SeekStorm provides an auto-completion for queries. For incomplete queries (e.g. while typing) SeekStorm provides a list of suggestions with the most likely matching queries. The completion dictionary is automatically compiled during indexing from all indexed fields. The dictionary is updated in real-time with every newly indexed document. For each index there is a separate dictionary created, ensuring language independence, support of user and domain-specific vocabulary, and privacy.
SeekStorm supports automatic query rewriting. If the query is corrected or completed and the instant parameter is set to true, then the query is automatically rewritten and replaced with the best matching suggestion und results are immediately returned for the new corrected query.
When enabled, key text ectraction Remove ads and navigation elements from the fetched web page before storing and indexing. This increases the relevance of the search results, indexing speed, query speed and reduces the index size. Keytext extraction is enabled with keytextOnly=true in Create crawljob via the REST API.
Sometimes the title of a web page contains the same repetitive string on each page, like in "Crawler - Wikipedia". SeekStorm is able to detect and remove those strings. In this example "- Wikipedia" would be removed, while "Crawler" would remain and rewriten as title of this page in the index. Title rewriting improves both ranking and perceived relevance. Title rewriting is enabled with keytextOnly=true in Create crawljob via the REST API.
Field search allows you to restrict the search within specified fields of the indexed documents. SeekStorm allows you to combine full-text search and field search in different fields within a single query, to refine and narrow down your search results and increase their relevancy to you.
Besides full-text search SeekStorm is able to restrict the search to specific fields, e.g. to titel, URL or domain, author or product category, within the indexed JSON documents. But faceted search is not just a filter, but a complete set of filters is automatically generated/derived from the indexed documents.
Faceted search allows counting and filtering of documents matching specific facet field values that occurs with the indexed documents. Faceted search is often used in product search to narrow down and count the search results according to specific product features like brand, manufacturer, rating, or price. Lern more about faceted search.
Often users don't know exactly how certain foreign words, brands, or product names are spelled.
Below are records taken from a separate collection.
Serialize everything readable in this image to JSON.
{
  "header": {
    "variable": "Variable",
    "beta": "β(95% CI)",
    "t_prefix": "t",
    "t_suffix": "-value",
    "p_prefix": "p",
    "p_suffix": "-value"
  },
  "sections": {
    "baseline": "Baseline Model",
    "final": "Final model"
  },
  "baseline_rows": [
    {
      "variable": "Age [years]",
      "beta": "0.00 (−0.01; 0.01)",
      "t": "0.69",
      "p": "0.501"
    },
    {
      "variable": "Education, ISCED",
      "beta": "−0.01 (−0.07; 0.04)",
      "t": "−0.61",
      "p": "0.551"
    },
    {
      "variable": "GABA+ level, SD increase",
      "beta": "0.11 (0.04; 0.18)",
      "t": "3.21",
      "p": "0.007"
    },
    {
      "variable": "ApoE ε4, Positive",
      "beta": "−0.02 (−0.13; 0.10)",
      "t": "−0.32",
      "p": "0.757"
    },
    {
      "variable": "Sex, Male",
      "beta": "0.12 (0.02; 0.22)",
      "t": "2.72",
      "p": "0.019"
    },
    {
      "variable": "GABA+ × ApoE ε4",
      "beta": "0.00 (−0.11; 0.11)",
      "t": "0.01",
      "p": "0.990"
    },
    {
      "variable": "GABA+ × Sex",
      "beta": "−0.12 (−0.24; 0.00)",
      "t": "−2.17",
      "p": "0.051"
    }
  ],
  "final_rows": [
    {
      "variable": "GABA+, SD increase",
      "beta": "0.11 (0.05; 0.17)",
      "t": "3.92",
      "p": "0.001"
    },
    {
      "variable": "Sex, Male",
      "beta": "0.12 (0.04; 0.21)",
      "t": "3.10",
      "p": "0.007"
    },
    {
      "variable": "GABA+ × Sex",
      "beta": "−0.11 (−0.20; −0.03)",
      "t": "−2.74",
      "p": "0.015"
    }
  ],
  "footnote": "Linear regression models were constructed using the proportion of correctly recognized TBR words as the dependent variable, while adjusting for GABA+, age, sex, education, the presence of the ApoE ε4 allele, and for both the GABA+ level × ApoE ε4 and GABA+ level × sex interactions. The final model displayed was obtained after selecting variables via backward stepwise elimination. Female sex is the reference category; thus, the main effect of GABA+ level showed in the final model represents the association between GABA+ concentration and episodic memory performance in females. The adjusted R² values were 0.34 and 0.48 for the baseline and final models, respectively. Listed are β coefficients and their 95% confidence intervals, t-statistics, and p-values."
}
Instead of forcing the user to trial and error, SeekStorm assist them with fuzzy search and spelling correction, that instantly delivers results, even for misspelled or incomplete queries.
We use SymSpell, the Symmetric Delete spelling correction algorithm developed by us to achieve 1 million times faster spelling correction & fuzzy search compared to other algorithms.
Fused search results
SeekStorm enables the aggregation of information and data from different sources, different crawl jobs. It also allows adding auxiliary fields and values (e.g. genre='comedy', product-category='grocery', language='english') to the JSON document created for every crawled document. Those fields will then be returned together with the search results.
SeekStorm search API supports the following field filters: e.g. intitle, intext, inurl, site, allintitle, allinurl, allintext, and additionally for each field defined in the index there is an aptly named field filter available.
SeekStorm search API supports the following boolean search operators: AND, NOT, PHRASE, Implicit PHRASE
SeekStorm is language independent, in crawling, indexing, searching, spelling correction, and query completion. SeekStorm also supports Chinese word segmentation to index Chinese content.
Keyword in Context summaries (KWIC)
For search not only relevancy and speed matters. It is also the representation of search results that heavily influences the perceived relevance and how fast and effortless the user can find those results that matter most to him within the returned search result pages (SERP).
Highlighting the keywords from the query within the search results contributes significantly to the perceived relevancy and saves valuable time when evaluating search results.